Sayani was here to present the film “The Hungry” along with the director Bornila Chatterjee at the sixth edition of Dharamshala International Film Festival.
She says in places like Europe, it’s easy to get grants but in India, a monetary return is an obvious expectation.
“It happens almost everywhere whenever you are trying to gather money and you don’t have the resources. It is hard for everyone when they are starting out but I think one thing that we lack is support from the government or support for funding, ” Sayani told IANS here.
“Like all foreign funds that are there it’s much more… especially for Europe and places, it’s easier to get the grants, there people are willing to give you money for whatever you want to make.. whereas in India, they would want some sort of monetary return,” added the “Jagga Jasoos” actress.
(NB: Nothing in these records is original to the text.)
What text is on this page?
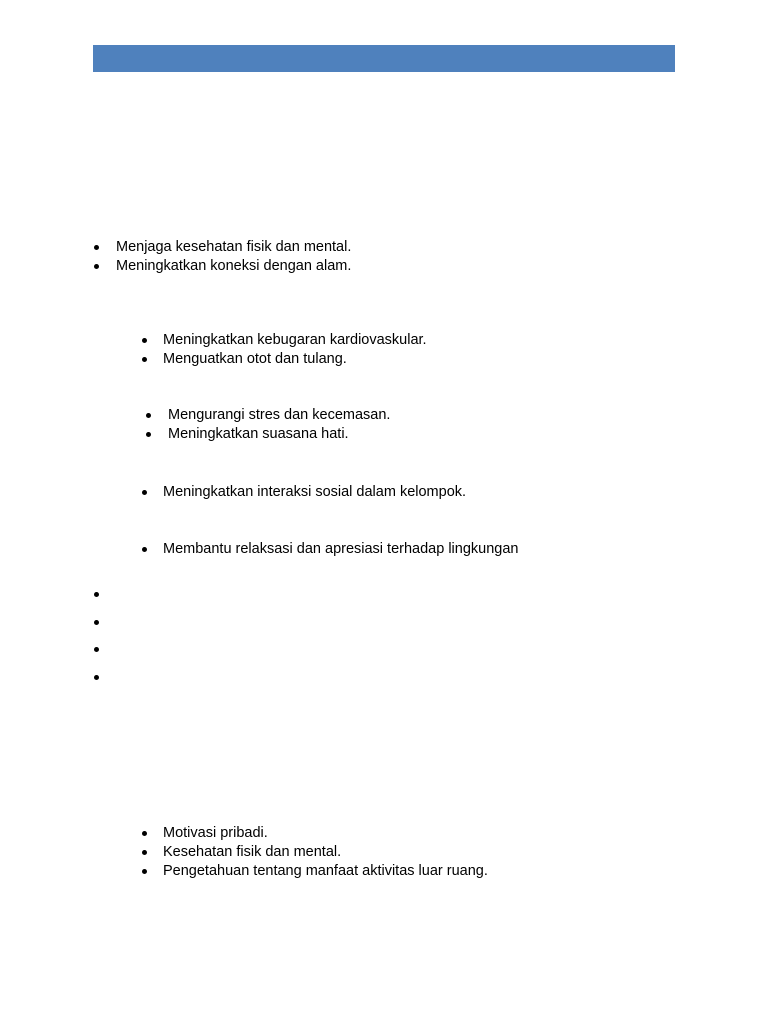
Menjaga kesehatan fisik dan mental.
Meningkatkan koneksi dengan alam.
Meningkatkan kebugaran kardiovaskular.
Menguatkan otot dan tulang.
Mengurangi stres dan kecemasan.
Meningkatkan suasana hati.
Meningkatkan interaksi sosial dalam kelompok.
Membantu relaksasi dan apresiasi terhadap lingkungan
Motivasi pribadi.
Kesehatan fisik dan mental.
Pengetahuan tentang manfaat aktivitas luar ruang.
Drawing a comparison between filmmaking during the 1970s and early 1980s when filmmakers like Govind Nihalani were taking the Indian audience by storm, Sayani, who has projects like “Margarita with a Straw” and “Parched” to her credit, threw light on how it’s all about “a business model when it is associated to any kind of filmmaking here”.
“But in the West there is much more excess and temperament-wise there is importance given to the arts and I feel that this is totally we should look into. In the 1970s and the 1980s when the whole parallel cinema movement took place, independent films were constantly funded… which is why Saeed Mirza, Kundan Shah, Govind Nihalani, these people could make their films.
“There was a constant force behind these filmmakers saying that we are giving you the money, just make whatever you want. Now there is nothing. Now you either have to go to studios or constantly be like ‘who has money’,” Sayani added.
Sayani believes everyone is looking at a business model so it gets “tougher”.
The four-day Dharmashala International Film Festival 2017 ends on Sunday.